La menace vient aussi du sud : Boko Haram et la Centrafrique
Au sud-ouest, le Tchad est limitrophe du Nigéria et du Cameroun, deux pays particulièrement frappés par la secte islamiste terroriste Boko Haram. La France plaide pour que l’UE verse les 50 millions d’euros promis à la Force multinationale mixte (FMM) opérant contre Boko Haram. Composée de 8 500 soldats originaires du Nigeria, du Niger, du Tchad, du Bénin et du Cameroun, la FMM a pour objectif de prendre en tenaille les combattants de Boko Haram dans la région du lac Tchad.
Au sud, la frontière tchadienne avec la République centrafricaine (RCA) est fermée. En effet, la zone frontalière est particulièrement instable côté centrafricain car y sévissent différentes milices, plus ou moins affiliées à la mouvance Séléka. Dans le contexte du conflit en RCA débuté en 2013, le Tchad a un temps fourni un contingent de 850 soldats à la MISCA[2], avant de le retirer en avril 2014, à la suite d’accusations de l’ONU portant sur une bavure de soldats tchadiens à Bangui. Rappelons que l’armée française est intervenue en Centrafrique dans le cadre de l’opération Sangaris, du 5 décembre 2013 au 31 octobre 2016.
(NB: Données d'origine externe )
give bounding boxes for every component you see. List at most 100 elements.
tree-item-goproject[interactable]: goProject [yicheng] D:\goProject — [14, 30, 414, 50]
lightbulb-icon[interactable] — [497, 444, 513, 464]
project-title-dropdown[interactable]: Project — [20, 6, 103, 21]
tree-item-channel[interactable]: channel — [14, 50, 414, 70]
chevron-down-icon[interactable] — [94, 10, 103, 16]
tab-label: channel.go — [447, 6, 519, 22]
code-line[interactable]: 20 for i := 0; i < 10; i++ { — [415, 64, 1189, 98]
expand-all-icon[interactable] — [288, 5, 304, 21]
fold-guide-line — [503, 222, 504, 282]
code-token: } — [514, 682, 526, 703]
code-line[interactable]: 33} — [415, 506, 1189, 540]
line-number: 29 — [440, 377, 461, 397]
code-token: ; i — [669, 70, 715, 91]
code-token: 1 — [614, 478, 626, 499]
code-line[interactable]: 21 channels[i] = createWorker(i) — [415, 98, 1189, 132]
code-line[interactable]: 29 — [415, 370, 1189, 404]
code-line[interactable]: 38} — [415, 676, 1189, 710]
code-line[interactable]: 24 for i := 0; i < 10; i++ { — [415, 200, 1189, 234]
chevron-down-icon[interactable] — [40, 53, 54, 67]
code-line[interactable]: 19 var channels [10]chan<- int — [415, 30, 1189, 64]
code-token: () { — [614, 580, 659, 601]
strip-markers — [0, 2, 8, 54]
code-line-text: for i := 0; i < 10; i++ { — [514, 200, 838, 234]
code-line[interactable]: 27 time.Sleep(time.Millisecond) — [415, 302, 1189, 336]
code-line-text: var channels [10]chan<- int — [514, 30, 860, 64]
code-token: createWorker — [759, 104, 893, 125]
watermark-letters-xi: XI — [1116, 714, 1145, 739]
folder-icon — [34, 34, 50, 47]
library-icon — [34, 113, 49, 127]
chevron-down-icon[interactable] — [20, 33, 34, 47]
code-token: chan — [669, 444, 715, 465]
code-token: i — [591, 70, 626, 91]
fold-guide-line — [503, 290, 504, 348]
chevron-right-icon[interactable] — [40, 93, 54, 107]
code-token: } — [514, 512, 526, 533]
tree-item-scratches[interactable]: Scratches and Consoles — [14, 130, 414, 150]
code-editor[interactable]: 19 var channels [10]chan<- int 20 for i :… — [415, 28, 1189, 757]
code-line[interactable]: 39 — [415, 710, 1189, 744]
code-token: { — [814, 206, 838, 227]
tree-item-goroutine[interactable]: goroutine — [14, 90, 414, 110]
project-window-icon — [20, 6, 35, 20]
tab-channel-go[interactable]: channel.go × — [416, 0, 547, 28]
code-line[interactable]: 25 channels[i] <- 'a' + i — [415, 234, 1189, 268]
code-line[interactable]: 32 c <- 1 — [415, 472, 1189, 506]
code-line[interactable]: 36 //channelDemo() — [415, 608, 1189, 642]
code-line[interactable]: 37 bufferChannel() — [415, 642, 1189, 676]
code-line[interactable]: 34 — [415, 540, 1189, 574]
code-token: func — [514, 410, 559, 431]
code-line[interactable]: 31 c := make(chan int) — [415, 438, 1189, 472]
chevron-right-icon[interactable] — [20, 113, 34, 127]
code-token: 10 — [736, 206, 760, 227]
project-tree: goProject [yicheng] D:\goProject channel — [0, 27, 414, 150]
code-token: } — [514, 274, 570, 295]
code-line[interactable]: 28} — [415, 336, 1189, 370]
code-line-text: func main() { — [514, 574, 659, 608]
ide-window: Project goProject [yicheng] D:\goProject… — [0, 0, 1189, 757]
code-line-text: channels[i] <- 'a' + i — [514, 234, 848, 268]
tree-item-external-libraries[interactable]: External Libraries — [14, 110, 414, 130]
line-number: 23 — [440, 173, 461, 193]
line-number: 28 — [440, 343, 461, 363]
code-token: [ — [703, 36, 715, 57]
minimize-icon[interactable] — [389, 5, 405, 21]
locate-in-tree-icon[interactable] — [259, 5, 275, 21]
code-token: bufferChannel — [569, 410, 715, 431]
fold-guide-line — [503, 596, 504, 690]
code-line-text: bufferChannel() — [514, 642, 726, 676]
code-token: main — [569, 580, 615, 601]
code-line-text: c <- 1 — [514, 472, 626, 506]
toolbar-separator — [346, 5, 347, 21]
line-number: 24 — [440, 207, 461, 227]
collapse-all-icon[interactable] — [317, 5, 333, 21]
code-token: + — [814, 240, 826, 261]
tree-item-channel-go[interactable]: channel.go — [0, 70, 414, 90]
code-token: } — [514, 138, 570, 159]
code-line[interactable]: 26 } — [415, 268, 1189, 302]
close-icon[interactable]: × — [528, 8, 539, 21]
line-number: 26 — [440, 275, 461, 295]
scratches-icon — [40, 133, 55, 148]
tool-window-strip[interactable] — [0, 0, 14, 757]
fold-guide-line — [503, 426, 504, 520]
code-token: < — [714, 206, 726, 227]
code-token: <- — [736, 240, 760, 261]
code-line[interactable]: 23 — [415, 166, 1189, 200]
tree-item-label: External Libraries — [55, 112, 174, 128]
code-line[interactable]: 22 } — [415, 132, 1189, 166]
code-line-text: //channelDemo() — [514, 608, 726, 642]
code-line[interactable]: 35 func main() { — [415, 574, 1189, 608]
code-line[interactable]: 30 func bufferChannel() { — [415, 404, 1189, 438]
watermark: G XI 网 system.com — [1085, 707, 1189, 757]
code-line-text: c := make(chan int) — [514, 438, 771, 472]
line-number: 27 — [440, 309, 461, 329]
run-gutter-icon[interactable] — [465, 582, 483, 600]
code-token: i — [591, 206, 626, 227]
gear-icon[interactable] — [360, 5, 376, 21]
A l’est enfin, le Soudan est en guerre (guerre du Darfour) depuis 2003, même si les origines des conflits soudanais remontent, elles, aux années 1950. Ces dernières années, le conflit au Darfour semble avoir baissé d’intensité. Quant aux relations entre le Tchad et le Soudan, elles tendent à se stabiliser, après la rupture des relations diplomatiques bilatérales de 2008. Le Président tchadien Idriss Déby soutient, en effet, le processus de paix au Darfour.
En somme, ce rapide panorama de la situation régionale montre que le Tchad constitue la pierre angulaire de la géopolitique africaine. Le Président Idriss Déby demeure soutenu par la France, bien consciente que si le Tchad tombe, un double arc djihadiste africain est susceptible de se constituer de la Mauritanie à la Somalie et de la Libye au Nigéria. Etant donné la crise politique (Idriss Déby est largement contesté, étant au pouvoir depuis 1990) et économique (la chute des cours du pétrole ayant sérieusement entamé les finances du pays) que connaît le Tchad actuellement, l’équilibre entier de la région ne tient désormais plus qu’à un fil. Dans ce contexte critique, l’Union européenne et les partenaires européens de la France tardent à apporter un soutien de grande envergure dont l’armée française a tant besoin.
[1] Mission Multidimensionnelle Intégrée des Nations Unies pour la Stabilisation au Mali.
[2] Mission internationale de soutien à la Centrafrique sous conduite africaine, remplacée par la MINUSCA (Mission multidimensionnelle intégrée des Nations Unies pour la stabilisation en RCA) en septembre 2014.